Fears of perceived bias prompted councillors to remove a seat for elected officials on the city’s subdivision and development appeal board Monday and appoint a member of the public in their place.
The seven-seat quasi-judicial board usually includes six members of the public and one sitting councillor. It meets every second Wednesday and hears development appeals relating to the Municipal Development Plan and land use bylaw.
Dana Popadynetz, currently the chair for the board, wrote a letter to council that Coun. Natalie Joly read during Monday’s meeting. A copy of that letter, provided to the Gazette by Popadynetz, notes he was writing as an individual rather than as a board representative.
Popadynetz said having a councillor on the board is a conflict of interest. The nature of the board means the councillor in question must adjudicate on the land use bylaw, which they are also responsible for developing with council.
“This would be likened to a judge ruling on law that (he or she) has written,” Popadynetz said.
“From a public perspective, how can the public be confident that the proceedings are unbiased when a politician is, again, adjudicating on the bylaws which they have approved?”
Joly currently sits on the board as a councillor and was also responsible for bringing Monday’s motion forward.
She said sitting on the board would be a learning experience for her but felt the board needs to be separate from council.
“I think taking council off this board is one step toward helping us take a step back and really concentrate on governance and on developing the policies rather than ruling on them,” she said.
Councillors voted unanimously on Monday to remove the council seat from the board. However, Coun. Sheena Hughes took issue with the idea that a councillor would be biased on the board.
“To make a claim that rulings in the past ‘x’ number of years … were biased because there was a council member on there is extremely insulting,” she said.

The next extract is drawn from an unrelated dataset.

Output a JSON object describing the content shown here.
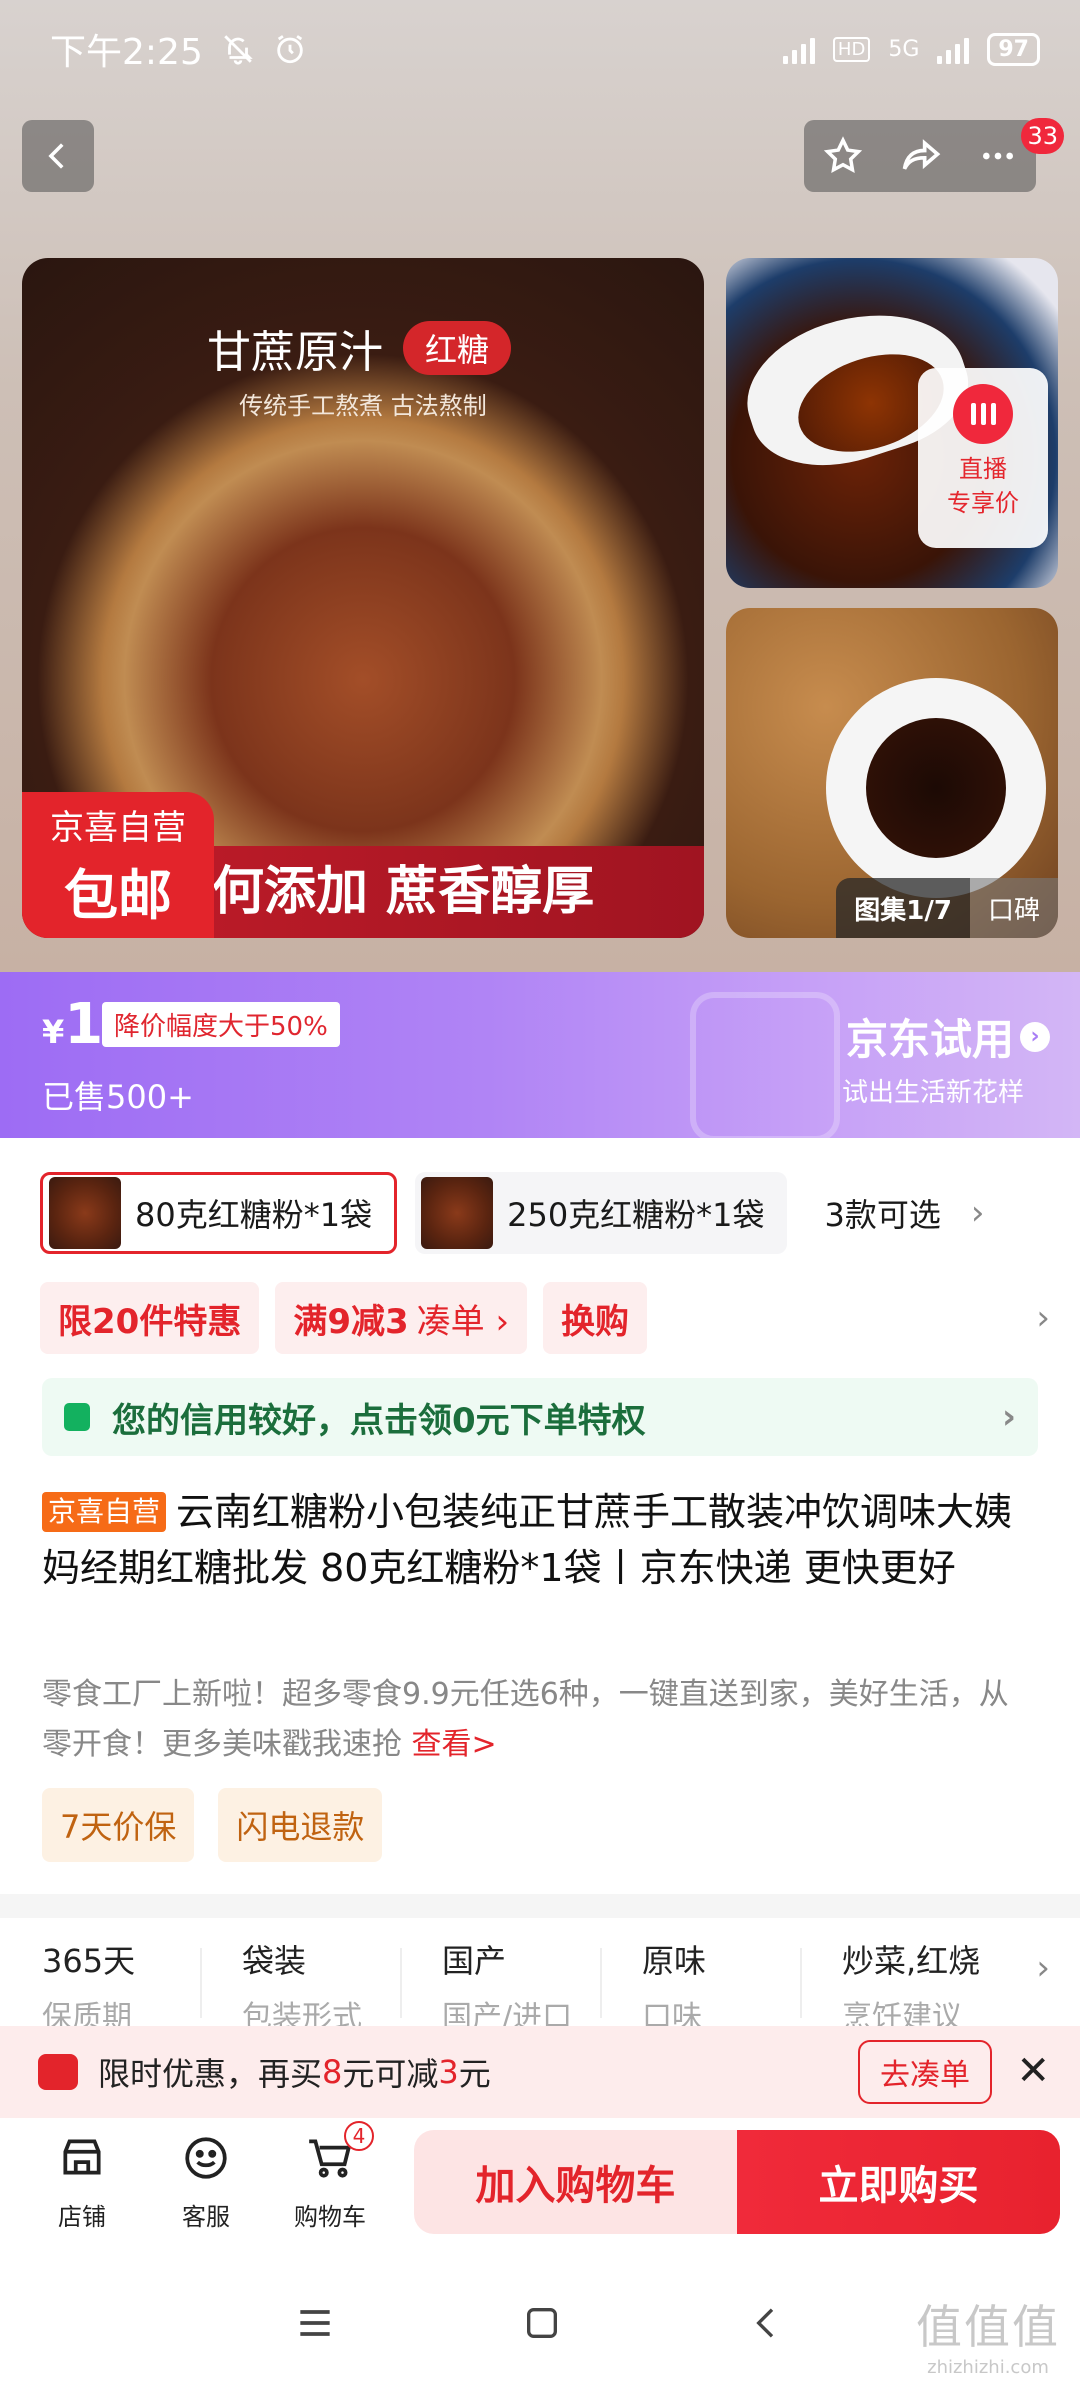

Hughes has previously sat on the board and said there’s value to both the board and to council for a councillor to sit on it.

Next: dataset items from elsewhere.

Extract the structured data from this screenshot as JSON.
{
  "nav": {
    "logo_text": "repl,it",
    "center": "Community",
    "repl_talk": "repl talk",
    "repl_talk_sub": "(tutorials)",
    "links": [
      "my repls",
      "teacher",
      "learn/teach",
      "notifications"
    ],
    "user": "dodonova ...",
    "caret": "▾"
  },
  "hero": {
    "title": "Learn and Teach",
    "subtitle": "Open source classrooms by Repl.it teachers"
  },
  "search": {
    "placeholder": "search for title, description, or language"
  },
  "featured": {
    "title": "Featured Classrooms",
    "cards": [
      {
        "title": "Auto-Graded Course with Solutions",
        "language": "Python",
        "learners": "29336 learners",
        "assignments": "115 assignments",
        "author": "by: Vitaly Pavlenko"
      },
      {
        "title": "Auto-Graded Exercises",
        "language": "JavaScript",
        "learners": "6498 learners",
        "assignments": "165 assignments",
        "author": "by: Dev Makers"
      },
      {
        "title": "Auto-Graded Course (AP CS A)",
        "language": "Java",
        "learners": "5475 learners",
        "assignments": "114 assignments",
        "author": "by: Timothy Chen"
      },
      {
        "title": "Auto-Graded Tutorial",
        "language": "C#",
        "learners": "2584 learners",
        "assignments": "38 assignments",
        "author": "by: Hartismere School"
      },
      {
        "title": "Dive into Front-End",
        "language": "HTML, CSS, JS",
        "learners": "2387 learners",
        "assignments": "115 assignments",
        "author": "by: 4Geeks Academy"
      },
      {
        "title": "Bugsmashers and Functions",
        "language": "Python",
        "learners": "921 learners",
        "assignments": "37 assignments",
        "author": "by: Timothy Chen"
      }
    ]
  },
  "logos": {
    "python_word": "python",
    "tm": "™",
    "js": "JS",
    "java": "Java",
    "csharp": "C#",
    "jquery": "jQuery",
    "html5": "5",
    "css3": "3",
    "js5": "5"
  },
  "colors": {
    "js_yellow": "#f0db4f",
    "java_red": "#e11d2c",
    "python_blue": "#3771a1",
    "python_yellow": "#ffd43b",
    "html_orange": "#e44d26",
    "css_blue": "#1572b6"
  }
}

“It’s beneficial to both systems,” she said.
Coun. Ray Watkins said the possibility of bias does exist and he wanted to see council follow in the footsteps of municipalities such as Edmonton, which removed council members from its subdivision and development board decades ago.
“We have a lot of good people who could sit on this board,” he said, referring to members of the public.
Mayor Cathy Heron said the subdivision and development appeal board differs from other boards and committees council members sit on, which are advisory in nature.
“I don’t want to put any one of my council members in an awkward position and force them to be recusing (themselves) from the subdivision appeal board,” she said.
“I want a full complement of decision makers at (the board) and if we have to recuse (ourselves) because it’s so close to a recent change in the land use bylaw or something contentious that’s very public, that’s not fair to our public that we don’t have a full complement.”